In planning for more housing, the city is not responsible for actually developing the state-mandated allocation of units, just making sure there is zoning in place that would support the construction. At the Oct. 12 City Council meeting, a consultant for the city working on its housing element noted that the numbers “are planning goals that the city has to demonstrate that it could achieve if you have an interested property owner and developer.”
A few other ailing shopping and business centers throughout the city were also identified as spots where housing could go if zoned for residential. Facing vacancies, many of the sites are underused and underdeveloped, the draft housing element notes. The Saddleback Business Center on Cabot Road, the College Center strip mall on Marguerite Parkway, the Mission Viejo Town Center strip mall and the Silverado Plaza shopping center on Jeronimo Road are some of the other commercial sites where city officials believe residences could be built.
Turning to existing properties, instead of undeveloped space, for potential building was done “mainly out of need,” Kelley said.
“We don’t have a lot of empty land,” she said. “So it was necessity, looking to find other solutions, and other locations. And then some of these centers are actually not doing well, so they are interested in looking at different uses.”

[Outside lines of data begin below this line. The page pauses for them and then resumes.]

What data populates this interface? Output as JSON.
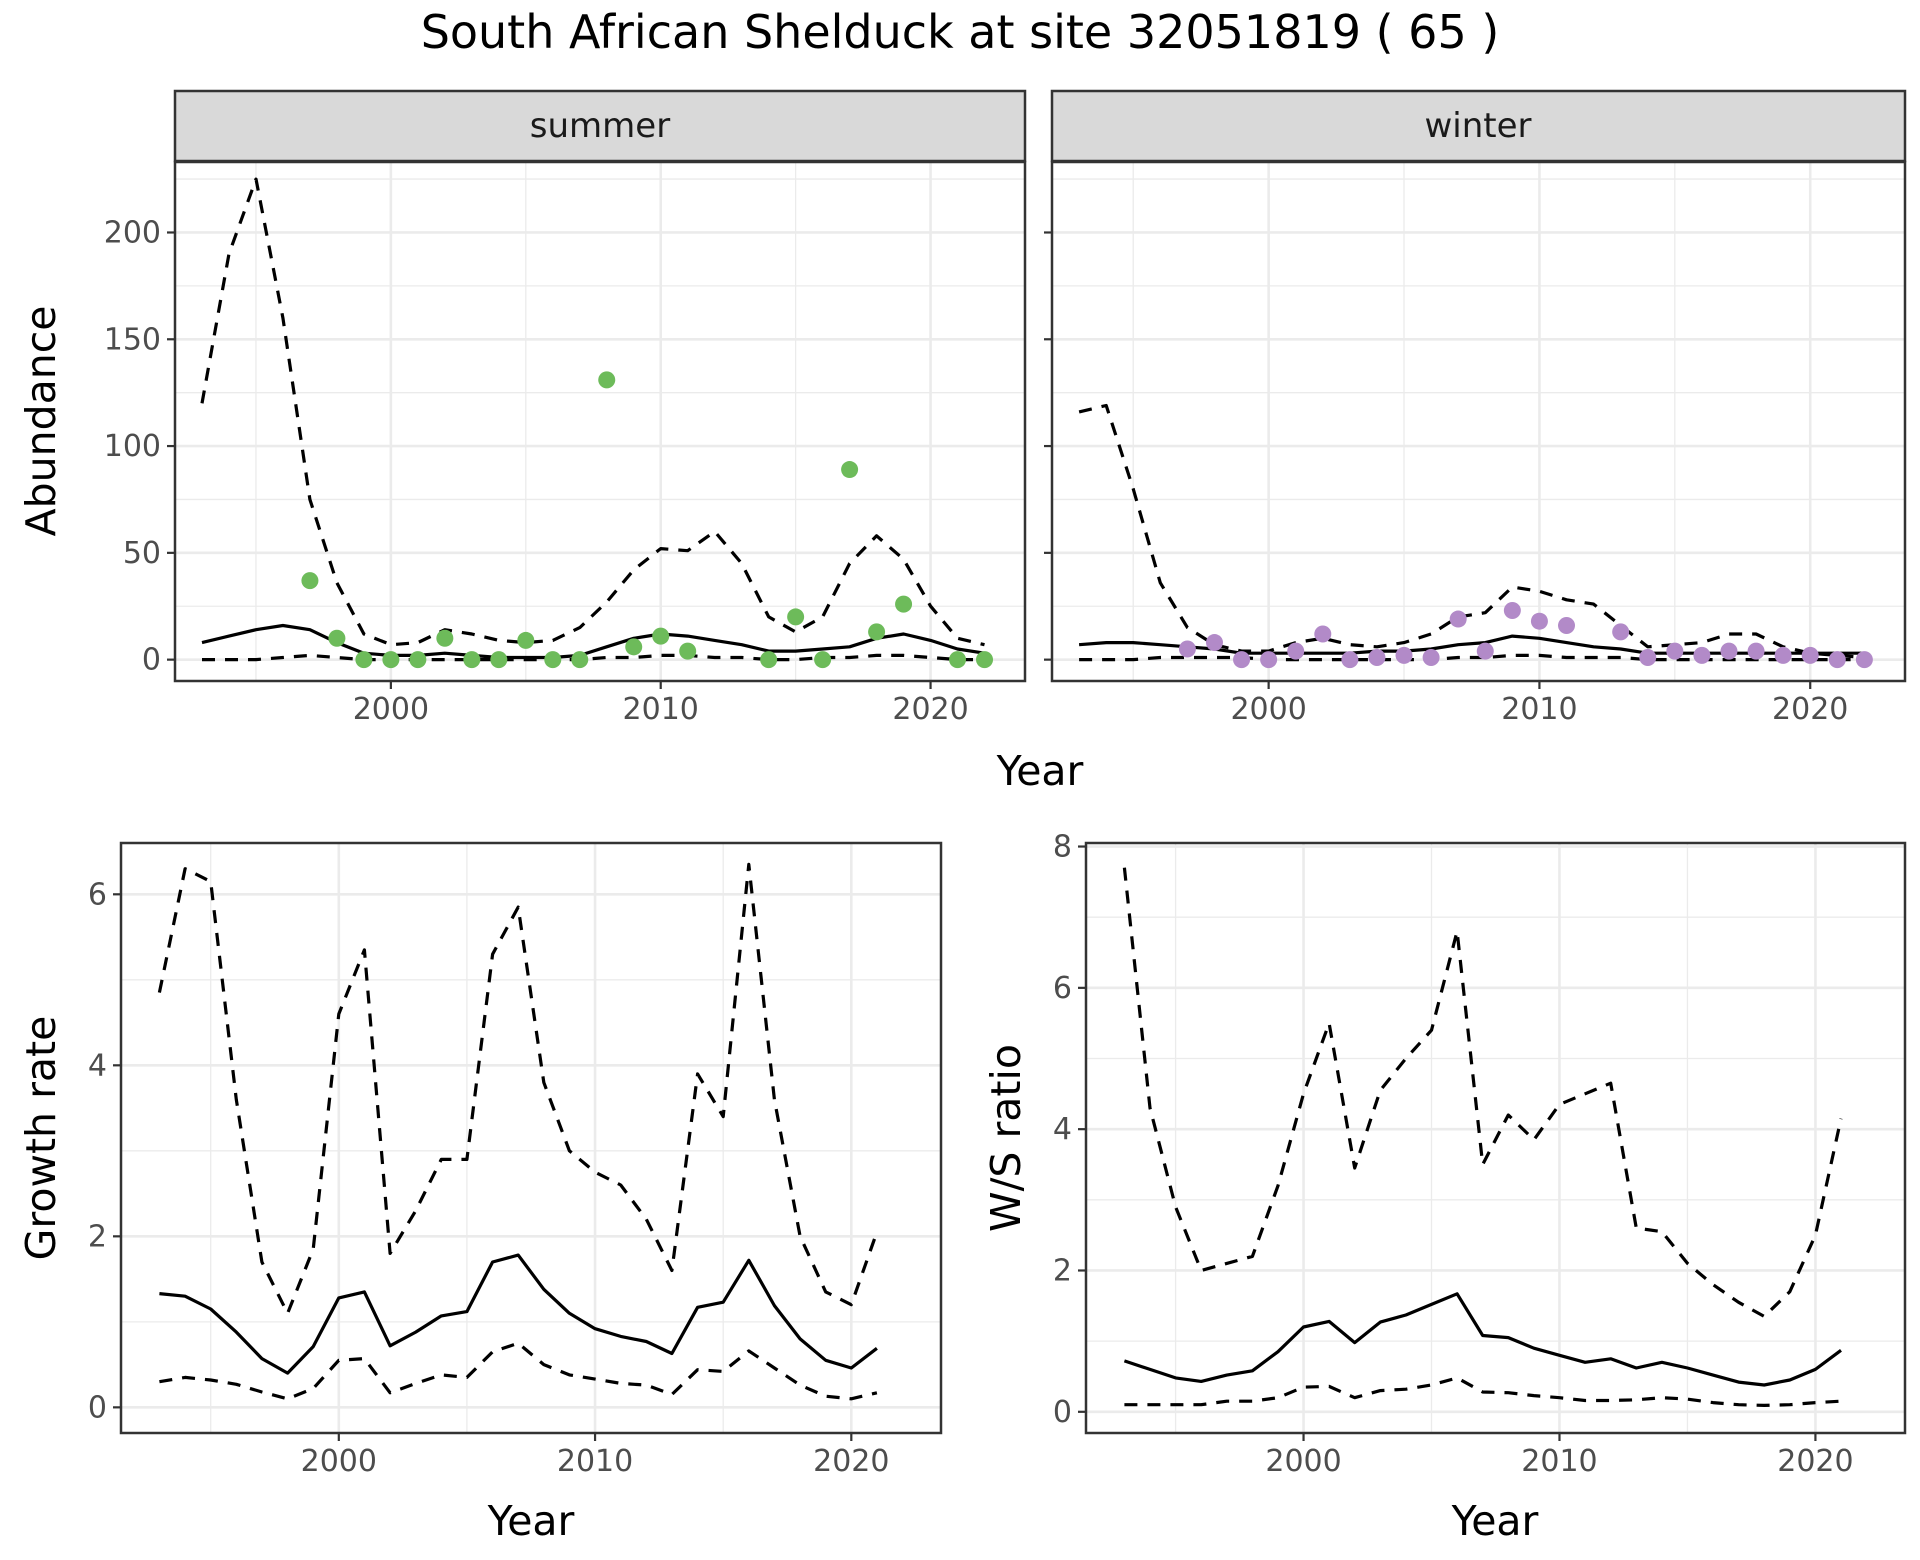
{
  "title": "South African Shelduck at site 32051819 ( 65 )",
  "colors": {
    "summer": "#6dbb5a",
    "winter": "#b28ac8",
    "line": "#000000"
  },
  "chart_data": [
    {
      "type": "line",
      "facet": "summer",
      "xlabel": "Year",
      "ylabel": "Abundance",
      "xlim": [
        1992,
        2023.5
      ],
      "ylim": [
        -10,
        233
      ],
      "xticks": [
        2000,
        2010,
        2020
      ],
      "yticks": [
        0,
        50,
        100,
        150,
        200
      ],
      "x": [
        1993,
        1994,
        1995,
        1996,
        1997,
        1998,
        1999,
        2000,
        2001,
        2002,
        2003,
        2004,
        2005,
        2006,
        2007,
        2008,
        2009,
        2010,
        2011,
        2012,
        2013,
        2014,
        2015,
        2016,
        2017,
        2018,
        2019,
        2020,
        2021,
        2022
      ],
      "series": [
        {
          "role": "mid",
          "style": "solid",
          "values": [
            8,
            11,
            14,
            16,
            14,
            8,
            3,
            2,
            2,
            3,
            2,
            1,
            1,
            1,
            2,
            6,
            10,
            12,
            11,
            9,
            7,
            4,
            4,
            5,
            6,
            10,
            12,
            9,
            5,
            3
          ]
        },
        {
          "role": "upper",
          "style": "dashed",
          "values": [
            120,
            190,
            225,
            160,
            75,
            36,
            12,
            7,
            8,
            14,
            12,
            9,
            8,
            9,
            15,
            27,
            42,
            52,
            51,
            60,
            45,
            20,
            13,
            20,
            45,
            58,
            47,
            25,
            10,
            7
          ]
        },
        {
          "role": "lower",
          "style": "dashed",
          "values": [
            0,
            0,
            0,
            1,
            2,
            1,
            0,
            0,
            0,
            0,
            0,
            0,
            0,
            0,
            0,
            1,
            1,
            2,
            2,
            1,
            1,
            0,
            0,
            1,
            1,
            2,
            2,
            1,
            0,
            0
          ]
        }
      ],
      "points": {
        "x": [
          1997,
          1998,
          1999,
          2000,
          2001,
          2002,
          2003,
          2004,
          2005,
          2006,
          2007,
          2008,
          2009,
          2010,
          2011,
          2014,
          2015,
          2016,
          2017,
          2018,
          2019,
          2021,
          2022
        ],
        "y": [
          37,
          10,
          0,
          0,
          0,
          10,
          0,
          0,
          9,
          0,
          0,
          131,
          6,
          11,
          4,
          0,
          20,
          0,
          89,
          13,
          26,
          0,
          0
        ]
      }
    },
    {
      "type": "line",
      "facet": "winter",
      "xlabel": "Year",
      "ylabel": "Abundance",
      "xlim": [
        1992,
        2023.5
      ],
      "ylim": [
        -10,
        233
      ],
      "xticks": [
        2000,
        2010,
        2020
      ],
      "x": [
        1993,
        1994,
        1995,
        1996,
        1997,
        1998,
        1999,
        2000,
        2001,
        2002,
        2003,
        2004,
        2005,
        2006,
        2007,
        2008,
        2009,
        2010,
        2011,
        2012,
        2013,
        2014,
        2015,
        2016,
        2017,
        2018,
        2019,
        2020,
        2021,
        2022
      ],
      "series": [
        {
          "role": "mid",
          "style": "solid",
          "values": [
            7,
            8,
            8,
            7,
            6,
            5,
            3,
            3,
            3,
            3,
            3,
            4,
            4,
            5,
            7,
            8,
            11,
            10,
            8,
            6,
            5,
            3,
            3,
            3,
            3,
            3,
            3,
            3,
            3,
            3
          ]
        },
        {
          "role": "upper",
          "style": "dashed",
          "values": [
            116,
            119,
            80,
            36,
            15,
            7,
            4,
            4,
            8,
            10,
            7,
            6,
            8,
            12,
            20,
            22,
            34,
            32,
            28,
            26,
            16,
            6,
            7,
            8,
            12,
            12,
            6,
            3,
            2,
            1
          ]
        },
        {
          "role": "lower",
          "style": "dashed",
          "values": [
            0,
            0,
            0,
            1,
            1,
            1,
            1,
            0,
            0,
            0,
            0,
            0,
            0,
            0,
            1,
            1,
            2,
            2,
            1,
            1,
            1,
            0,
            0,
            0,
            0,
            0,
            0,
            0,
            0,
            0
          ]
        }
      ],
      "points": {
        "x": [
          1997,
          1998,
          1999,
          2000,
          2001,
          2002,
          2003,
          2004,
          2005,
          2006,
          2007,
          2008,
          2009,
          2010,
          2011,
          2013,
          2014,
          2015,
          2016,
          2017,
          2018,
          2019,
          2020,
          2021,
          2022
        ],
        "y": [
          5,
          8,
          0,
          0,
          4,
          12,
          0,
          1,
          2,
          1,
          19,
          4,
          23,
          18,
          16,
          13,
          1,
          4,
          2,
          4,
          4,
          2,
          2,
          0,
          0
        ]
      }
    },
    {
      "type": "line",
      "xlabel": "Year",
      "ylabel": "Growth rate",
      "xlim": [
        1991.5,
        2023.5
      ],
      "ylim": [
        -0.3,
        6.6
      ],
      "xticks": [
        2000,
        2010,
        2020
      ],
      "yticks": [
        0,
        2,
        4,
        6
      ],
      "x": [
        1993,
        1994,
        1995,
        1996,
        1997,
        1998,
        1999,
        2000,
        2001,
        2002,
        2003,
        2004,
        2005,
        2006,
        2007,
        2008,
        2009,
        2010,
        2011,
        2012,
        2013,
        2014,
        2015,
        2016,
        2017,
        2018,
        2019,
        2020,
        2021
      ],
      "series": [
        {
          "role": "mid",
          "style": "solid",
          "values": [
            1.33,
            1.3,
            1.15,
            0.88,
            0.57,
            0.4,
            0.71,
            1.28,
            1.35,
            0.72,
            0.88,
            1.07,
            1.12,
            1.7,
            1.78,
            1.38,
            1.1,
            0.92,
            0.83,
            0.77,
            0.63,
            1.17,
            1.23,
            1.72,
            1.19,
            0.8,
            0.55,
            0.46,
            0.69
          ]
        },
        {
          "role": "upper",
          "style": "dashed",
          "values": [
            4.85,
            6.3,
            6.15,
            3.6,
            1.7,
            1.1,
            1.85,
            4.6,
            5.35,
            1.8,
            2.3,
            2.9,
            2.9,
            5.3,
            5.85,
            3.8,
            3.0,
            2.75,
            2.6,
            2.2,
            1.6,
            3.9,
            3.4,
            6.35,
            3.6,
            2.0,
            1.35,
            1.2,
            2.05
          ]
        },
        {
          "role": "lower",
          "style": "dashed",
          "values": [
            0.3,
            0.35,
            0.32,
            0.27,
            0.18,
            0.1,
            0.22,
            0.55,
            0.57,
            0.17,
            0.28,
            0.38,
            0.35,
            0.65,
            0.75,
            0.5,
            0.38,
            0.33,
            0.28,
            0.26,
            0.15,
            0.44,
            0.42,
            0.66,
            0.46,
            0.26,
            0.13,
            0.1,
            0.17
          ]
        }
      ]
    },
    {
      "type": "line",
      "xlabel": "Year",
      "ylabel": "W/S ratio",
      "xlim": [
        1991.5,
        2023.5
      ],
      "ylim": [
        -0.3,
        8.05
      ],
      "xticks": [
        2000,
        2010,
        2020
      ],
      "yticks": [
        0,
        2,
        4,
        6,
        8
      ],
      "x": [
        1993,
        1994,
        1995,
        1996,
        1997,
        1998,
        1999,
        2000,
        2001,
        2002,
        2003,
        2004,
        2005,
        2006,
        2007,
        2008,
        2009,
        2010,
        2011,
        2012,
        2013,
        2014,
        2015,
        2016,
        2017,
        2018,
        2019,
        2020,
        2021
      ],
      "series": [
        {
          "role": "mid",
          "style": "solid",
          "values": [
            0.72,
            0.6,
            0.48,
            0.43,
            0.52,
            0.58,
            0.85,
            1.2,
            1.28,
            0.98,
            1.27,
            1.37,
            1.52,
            1.67,
            1.08,
            1.05,
            0.9,
            0.8,
            0.7,
            0.75,
            0.62,
            0.7,
            0.62,
            0.52,
            0.42,
            0.38,
            0.45,
            0.6,
            0.87
          ]
        },
        {
          "role": "upper",
          "style": "dashed",
          "values": [
            7.7,
            4.3,
            2.9,
            2.0,
            2.1,
            2.2,
            3.2,
            4.5,
            5.5,
            3.45,
            4.55,
            5.0,
            5.4,
            6.8,
            3.5,
            4.2,
            3.85,
            4.35,
            4.5,
            4.65,
            2.6,
            2.55,
            2.1,
            1.8,
            1.55,
            1.35,
            1.7,
            2.5,
            4.15
          ]
        },
        {
          "role": "lower",
          "style": "dashed",
          "values": [
            0.1,
            0.1,
            0.1,
            0.1,
            0.15,
            0.15,
            0.2,
            0.35,
            0.36,
            0.2,
            0.3,
            0.32,
            0.38,
            0.48,
            0.28,
            0.27,
            0.23,
            0.2,
            0.16,
            0.16,
            0.17,
            0.2,
            0.18,
            0.13,
            0.1,
            0.09,
            0.1,
            0.13,
            0.15
          ]
        }
      ]
    }
  ]
}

The only city-owned site in the plan is a 32.8-acre vacant property near the existing Animal Services Center and Saddleback College, which was initially believed to be able to accommodate more than 900 residential units. But after questioning from the public over the proposed density, city officials hired an engineer to assess the land, which led them to reduce the number down to 200 units, the city’s community development director, Elain Lister, said at the council meeting. She noted that, “we agree that we had overestimated the site.”
Lister said in an email that the city has not yet received an application to develop any of the sites identified in the housing element.
Having been approved by the City Council, the plan now goes to state housing officials for approval.